The X-ray diffraction data were collected at the NSLS X25 beam line at the Brookhaven National Laboratory and at the 24-ID NE-CAT beamline at Advanced Photon Source in Chicago. The data from the NSLS X25 beam line were processed and scaled using the HKL2000 suite47 and the data from the 24-ID NE-CAT beamline were processed by RAPD pipeline (http://necat.chem.cornell.edu/).
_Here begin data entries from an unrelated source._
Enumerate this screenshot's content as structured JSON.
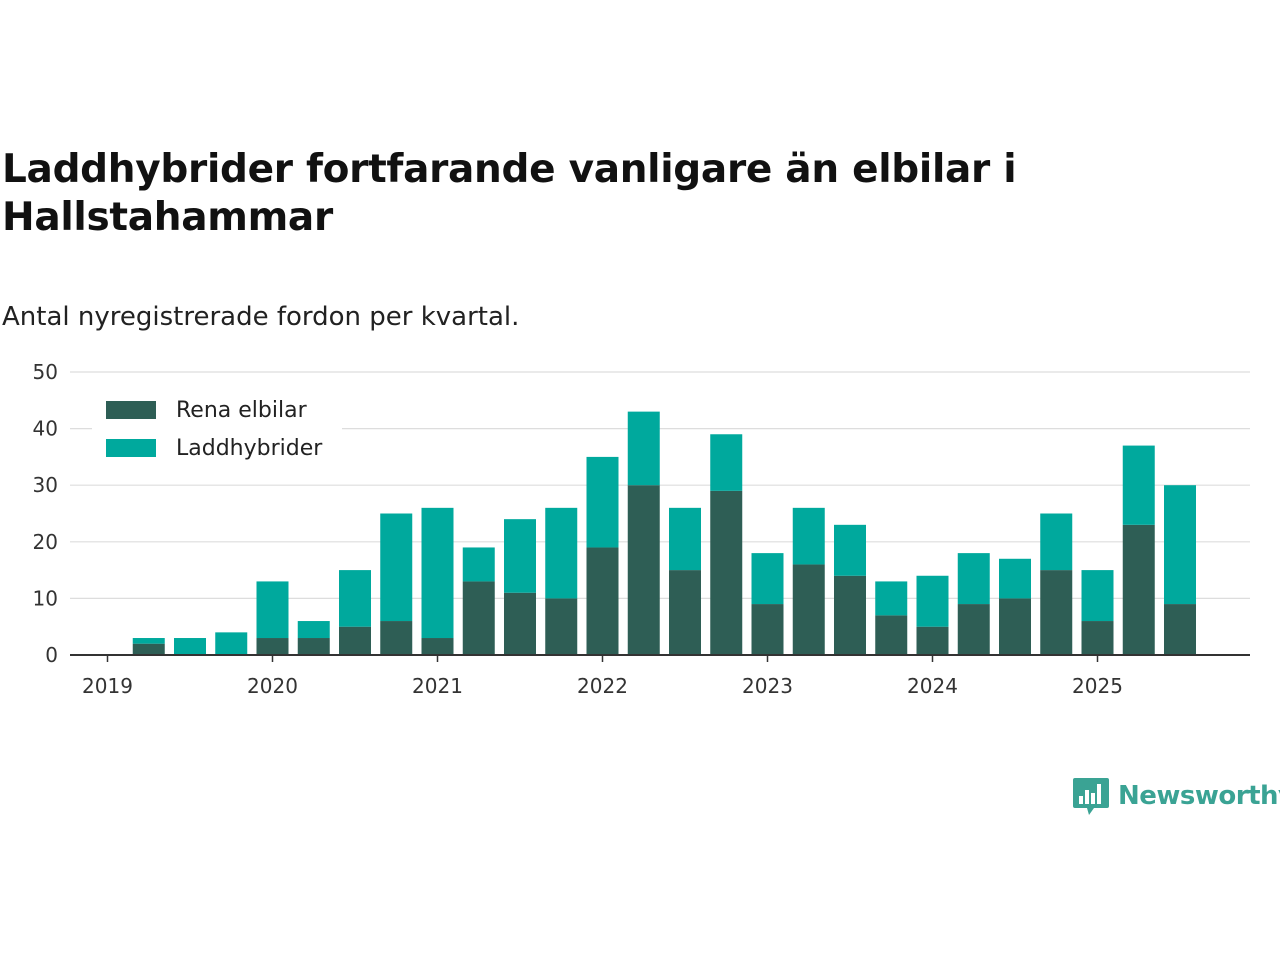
{
  "title": "Laddhybrider fortfarande vanligare än elbilar i Hallstahammar",
  "subtitle": "Antal nyregistrerade fordon per kvartal.",
  "brand": {
    "name": "Newsworthy",
    "icon": "newsworthy-logo-icon",
    "color": "#3aa394"
  },
  "chart_data": {
    "type": "bar",
    "stacked": true,
    "title": "Laddhybrider fortfarande vanligare än elbilar i Hallstahammar",
    "subtitle": "Antal nyregistrerade fordon per kvartal.",
    "xlabel": "",
    "ylabel": "",
    "ylim": [
      0,
      50
    ],
    "yticks": [
      0,
      10,
      20,
      30,
      40,
      50
    ],
    "grid": true,
    "legend_position": "top-left",
    "xticks": [
      "2019",
      "2020",
      "2021",
      "2022",
      "2023",
      "2024",
      "2025"
    ],
    "categories": [
      "2019 Q1",
      "2019 Q2",
      "2019 Q3",
      "2019 Q4",
      "2020 Q1",
      "2020 Q2",
      "2020 Q3",
      "2020 Q4",
      "2021 Q1",
      "2021 Q2",
      "2021 Q3",
      "2021 Q4",
      "2022 Q1",
      "2022 Q2",
      "2022 Q3",
      "2022 Q4",
      "2023 Q1",
      "2023 Q2",
      "2023 Q3",
      "2023 Q4",
      "2024 Q1",
      "2024 Q2",
      "2024 Q3",
      "2024 Q4",
      "2025 Q1",
      "2025 Q2",
      "2025 Q3"
    ],
    "series": [
      {
        "name": "Rena elbilar",
        "color": "#2e5e55",
        "values": [
          0,
          2,
          0,
          0,
          3,
          3,
          5,
          6,
          3,
          13,
          11,
          10,
          19,
          30,
          15,
          29,
          9,
          16,
          14,
          7,
          5,
          9,
          10,
          15,
          6,
          23,
          9
        ]
      },
      {
        "name": "Laddhybrider",
        "color": "#00a99d",
        "values": [
          0,
          1,
          3,
          4,
          10,
          3,
          10,
          19,
          23,
          6,
          13,
          16,
          16,
          13,
          11,
          10,
          9,
          10,
          9,
          6,
          9,
          9,
          7,
          10,
          9,
          14,
          21
        ]
      }
    ]
  }
}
We solved the structure of the Polη cognate ternary complex with the correct G opposite the template AraC base by the molecular replacement method (Phaser)48 in the CCP4 program package49 using the Polη extension ternary complex structure with AraC residue at the 3′-end of the primer strand (PDB ID: 6D0Z) as a search model46. The model building, including substitution of the DNA sequence, was finished manually in Coot50 based on the electron density maps calculated in PHENIX Refine51. The final model was refined in PHENIX Refine to 2.4 Å resolution51 and belongs to P61 space group with unit cell dimensions of a = b = 98.2 Å, c = 81.3 Å, α = β = 90°, and γ = 120.0°. The structure is refined to Rfree of 21.4% and Rwork of 17.7% and consists of one Polη molecule (residues 1 to 432), one DNA template (residues 2 to 12), one DNA primer (residues 1 to 8), one dGMNPP, two Mg2+ ions and a total of 122 solvent molecules. The placement and conformation of the AraC residue was verified using simulated annealing omit maps calculated in PHENIX51 with the AraC omitted from the model before heating to 2,000 K and then slowly cooling.
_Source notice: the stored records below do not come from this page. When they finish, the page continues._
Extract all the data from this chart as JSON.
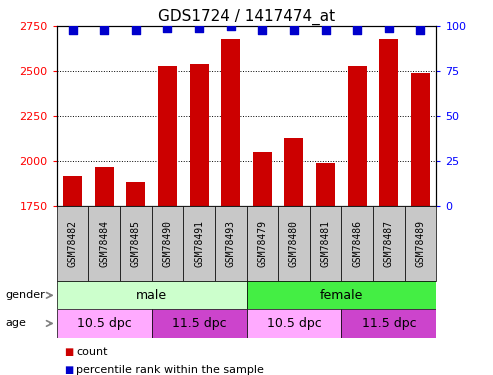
{
  "title": "GDS1724 / 1417474_at",
  "samples": [
    "GSM78482",
    "GSM78484",
    "GSM78485",
    "GSM78490",
    "GSM78491",
    "GSM78493",
    "GSM78479",
    "GSM78480",
    "GSM78481",
    "GSM78486",
    "GSM78487",
    "GSM78489"
  ],
  "counts": [
    1920,
    1970,
    1885,
    2530,
    2540,
    2680,
    2050,
    2130,
    1990,
    2530,
    2680,
    2490
  ],
  "percentile_ranks": [
    98,
    98,
    98,
    99,
    99,
    100,
    98,
    98,
    98,
    98,
    99,
    98
  ],
  "bar_bottom": 1750,
  "ylim_left": [
    1750,
    2750
  ],
  "ylim_right": [
    0,
    100
  ],
  "yticks_left": [
    1750,
    2000,
    2250,
    2500,
    2750
  ],
  "yticks_right": [
    0,
    25,
    50,
    75,
    100
  ],
  "bar_color": "#cc0000",
  "dot_color": "#0000cc",
  "gender_groups": [
    {
      "label": "male",
      "start": 0,
      "end": 6,
      "color": "#ccffcc"
    },
    {
      "label": "female",
      "start": 6,
      "end": 12,
      "color": "#44ee44"
    }
  ],
  "age_groups": [
    {
      "label": "10.5 dpc",
      "start": 0,
      "end": 3,
      "color": "#ffaaff"
    },
    {
      "label": "11.5 dpc",
      "start": 3,
      "end": 6,
      "color": "#cc44cc"
    },
    {
      "label": "10.5 dpc",
      "start": 6,
      "end": 9,
      "color": "#ffaaff"
    },
    {
      "label": "11.5 dpc",
      "start": 9,
      "end": 12,
      "color": "#cc44cc"
    }
  ],
  "legend_items": [
    {
      "label": "count",
      "color": "#cc0000"
    },
    {
      "label": "percentile rank within the sample",
      "color": "#0000cc"
    }
  ],
  "dot_size": 35,
  "xticklabel_fontsize": 7,
  "yticklabel_fontsize": 8,
  "title_fontsize": 11,
  "xtick_bg_color": "#c8c8c8",
  "spine_color": "#000000"
}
The crystals with the incoming A opposite the template AraC diffracted to 2.09 Å resolution and belong to P61 space group with unit cell dimensions of a = b = 99.0 Å, c = 81.8 Å, α = β = 90°, and γ = 120.0°. We solved the structure by MR using the ternary complex with the correct incoming nucleotide (described above) as a search model. The structure is refined to Rfree of 23.8% and Rwork of 19.6% and consists of one Polη molecule (residues 1 to 432), one DNA template (residues 2 to 12), one DNA primer (residues 1 to 8), one dGPMNPP, two Mg2+ ions and a total of 234 solvent molecules.

The crystal data, together with the data collection and refinement statistics, are summarized in Table 1.